Burn is an accomplished pianist as well as a composer, band-leader, occasional trumpeter and worker with electronics and has I, believe, performed all these pieces but not recorded them. He originally created the arrangements of Bailey’s solos for Cranc, a trio of harp, violin and cello. The experience of hearing those versions performed led Burn to consider how to preserve some of the sound qualities of Cranc’s instrumentation.
The transposition of Bailey’s unique guitar style to piano could be as controversial as performing Bach on a modern grand, but these arrangements work well, adding richer and more mellifluous sonorities. There were even moments when I was reminded of the work of Erik Satie.
Burn’s influences include Henry Cowell and Cecil Taylor, and echoes of both are discernible in some of his original compositions. (There were even a couple of moments during Only The Snow when I thought I detected a Monk chord sequence, but I probably imagined it.)
Some of the pieces test the resilience of the piano to extremes, not to mention Thomas’s stamina. Both pass with honours, though reinforcements in the person of Ledger are called in for the final track.
From passages of pounded chords that make the strings and frame shiver to moments of almost pastoral calm via sparkling cascades of glissandi, Thomas demonstrates a formidable technique in realising these works, but his playing is never just about virtuosity: there is feeling, grace and elegance too, particularly in some of the Bailey transcriptions … rather surprisingly, and I say that with no disrespect to Bailey. A highly impressive recital of riveting compositions.

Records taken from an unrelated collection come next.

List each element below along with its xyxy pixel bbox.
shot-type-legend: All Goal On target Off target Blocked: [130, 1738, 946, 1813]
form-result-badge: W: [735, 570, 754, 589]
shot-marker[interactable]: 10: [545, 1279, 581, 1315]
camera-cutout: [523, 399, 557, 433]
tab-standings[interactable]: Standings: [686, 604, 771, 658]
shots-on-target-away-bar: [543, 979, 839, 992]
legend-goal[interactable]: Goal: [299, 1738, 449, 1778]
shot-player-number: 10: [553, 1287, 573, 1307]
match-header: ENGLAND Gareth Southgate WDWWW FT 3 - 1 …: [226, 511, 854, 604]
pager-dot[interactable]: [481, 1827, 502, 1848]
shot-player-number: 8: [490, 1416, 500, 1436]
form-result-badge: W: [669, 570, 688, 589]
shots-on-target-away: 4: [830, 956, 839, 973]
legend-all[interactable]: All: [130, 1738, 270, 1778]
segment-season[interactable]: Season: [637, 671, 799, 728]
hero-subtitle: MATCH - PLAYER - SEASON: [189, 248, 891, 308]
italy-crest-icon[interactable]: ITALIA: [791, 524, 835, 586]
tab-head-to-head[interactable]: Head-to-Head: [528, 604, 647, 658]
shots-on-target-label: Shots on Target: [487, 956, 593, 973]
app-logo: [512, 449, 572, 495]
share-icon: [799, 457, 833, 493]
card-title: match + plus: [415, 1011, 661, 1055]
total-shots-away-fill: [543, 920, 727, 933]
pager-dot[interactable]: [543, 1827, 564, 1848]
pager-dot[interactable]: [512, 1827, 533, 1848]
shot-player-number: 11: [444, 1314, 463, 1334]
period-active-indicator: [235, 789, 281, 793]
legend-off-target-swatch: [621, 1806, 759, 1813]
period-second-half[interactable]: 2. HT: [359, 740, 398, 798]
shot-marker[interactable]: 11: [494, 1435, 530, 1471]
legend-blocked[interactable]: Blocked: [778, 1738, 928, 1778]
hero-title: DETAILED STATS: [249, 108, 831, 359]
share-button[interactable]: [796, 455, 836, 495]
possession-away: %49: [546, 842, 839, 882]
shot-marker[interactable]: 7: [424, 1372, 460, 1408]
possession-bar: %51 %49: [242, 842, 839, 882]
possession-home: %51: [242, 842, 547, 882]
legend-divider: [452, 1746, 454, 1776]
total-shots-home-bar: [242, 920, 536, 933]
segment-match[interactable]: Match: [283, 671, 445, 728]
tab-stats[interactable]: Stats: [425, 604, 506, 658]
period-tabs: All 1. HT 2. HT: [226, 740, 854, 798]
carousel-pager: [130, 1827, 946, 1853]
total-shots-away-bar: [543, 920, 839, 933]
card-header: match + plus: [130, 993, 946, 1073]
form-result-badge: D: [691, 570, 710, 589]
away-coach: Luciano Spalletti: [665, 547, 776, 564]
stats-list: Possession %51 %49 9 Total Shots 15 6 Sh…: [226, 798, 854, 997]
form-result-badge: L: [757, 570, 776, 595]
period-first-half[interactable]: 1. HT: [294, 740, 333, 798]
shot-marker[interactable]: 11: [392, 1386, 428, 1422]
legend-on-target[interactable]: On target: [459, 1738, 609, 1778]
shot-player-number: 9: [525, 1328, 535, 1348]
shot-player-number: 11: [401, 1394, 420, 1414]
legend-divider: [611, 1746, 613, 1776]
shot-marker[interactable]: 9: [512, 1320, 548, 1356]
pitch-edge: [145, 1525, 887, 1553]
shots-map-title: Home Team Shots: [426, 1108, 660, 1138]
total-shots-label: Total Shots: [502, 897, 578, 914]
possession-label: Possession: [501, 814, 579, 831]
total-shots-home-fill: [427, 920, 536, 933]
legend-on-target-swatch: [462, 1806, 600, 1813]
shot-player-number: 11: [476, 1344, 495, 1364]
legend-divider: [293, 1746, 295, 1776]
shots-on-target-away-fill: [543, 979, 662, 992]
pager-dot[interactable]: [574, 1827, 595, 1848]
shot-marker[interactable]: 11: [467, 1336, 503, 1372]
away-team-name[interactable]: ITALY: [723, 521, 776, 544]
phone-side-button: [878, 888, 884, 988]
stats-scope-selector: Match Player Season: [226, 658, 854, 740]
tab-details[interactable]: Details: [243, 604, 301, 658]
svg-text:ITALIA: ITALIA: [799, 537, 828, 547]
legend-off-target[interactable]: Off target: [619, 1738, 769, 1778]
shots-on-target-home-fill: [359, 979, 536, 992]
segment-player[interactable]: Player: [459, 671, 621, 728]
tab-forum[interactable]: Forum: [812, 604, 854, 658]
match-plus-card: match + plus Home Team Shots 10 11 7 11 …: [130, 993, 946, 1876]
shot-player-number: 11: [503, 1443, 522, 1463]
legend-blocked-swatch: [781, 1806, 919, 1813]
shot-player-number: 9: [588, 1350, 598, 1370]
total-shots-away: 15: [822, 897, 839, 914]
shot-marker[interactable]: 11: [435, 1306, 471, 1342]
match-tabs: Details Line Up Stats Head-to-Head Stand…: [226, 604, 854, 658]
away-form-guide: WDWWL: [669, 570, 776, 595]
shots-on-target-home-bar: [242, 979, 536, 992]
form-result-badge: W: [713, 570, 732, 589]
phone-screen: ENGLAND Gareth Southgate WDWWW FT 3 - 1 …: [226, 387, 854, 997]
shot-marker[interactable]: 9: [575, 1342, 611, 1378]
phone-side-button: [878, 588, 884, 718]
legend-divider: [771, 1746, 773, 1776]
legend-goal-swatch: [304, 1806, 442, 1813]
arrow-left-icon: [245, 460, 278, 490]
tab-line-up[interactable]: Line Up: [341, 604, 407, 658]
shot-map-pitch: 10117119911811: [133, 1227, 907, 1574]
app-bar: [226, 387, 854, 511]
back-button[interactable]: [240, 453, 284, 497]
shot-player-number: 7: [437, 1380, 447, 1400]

Barry Withderden – Jazz Journal
In another circumstance we would be here talking about a record of improvisations for piano. But in the case of As If As, what appears to be improvised – at least most of it – is scored. More precisely by Chris Burn, a clever pianist specializing in interpretations of Henry Cowell and John Cage’s works among others, and a multi-instrumentalist composer, arranger and conductor whose activities in the English free music collectivity are well documented. Philip Thomas, himself an outstanding pianist, is the right man to concretely project Burn’s perspective (including a transcription of, get this, extracts from Derek Bailey’s Solo Guitar Vol.2). The grammar of this album may be rather difficult to understand for the newcomer given the large doses of harmonic atypicality and rhythmic fragmentation, yet it is chock full of delights for those who can distinguish between a rational balancing of said and unsaid and random rants replete with purposeless gesticulation. Thomas – aided by Kate Ledger in the final track “The Sky A Silver Dissonance” – lets the music breathe beautifully, translating with rare incisiveness the spaces, velocities, beams and clusters provided by Burn’s writing. In the introductory notes, he emphasizes “the subtleties of the harmonics which are revealed after attacks, but also (…) the silences, the anticipations”. He obviously can’t state that it is thanks to his prowess that these characteristics shine as we, the lucky ones, listen. Such kind of fairness in a virtuoso’s attitude will find favorable ground in this writer’s soul forever. Hopefully, the same will happen to the readers persuaded by the words.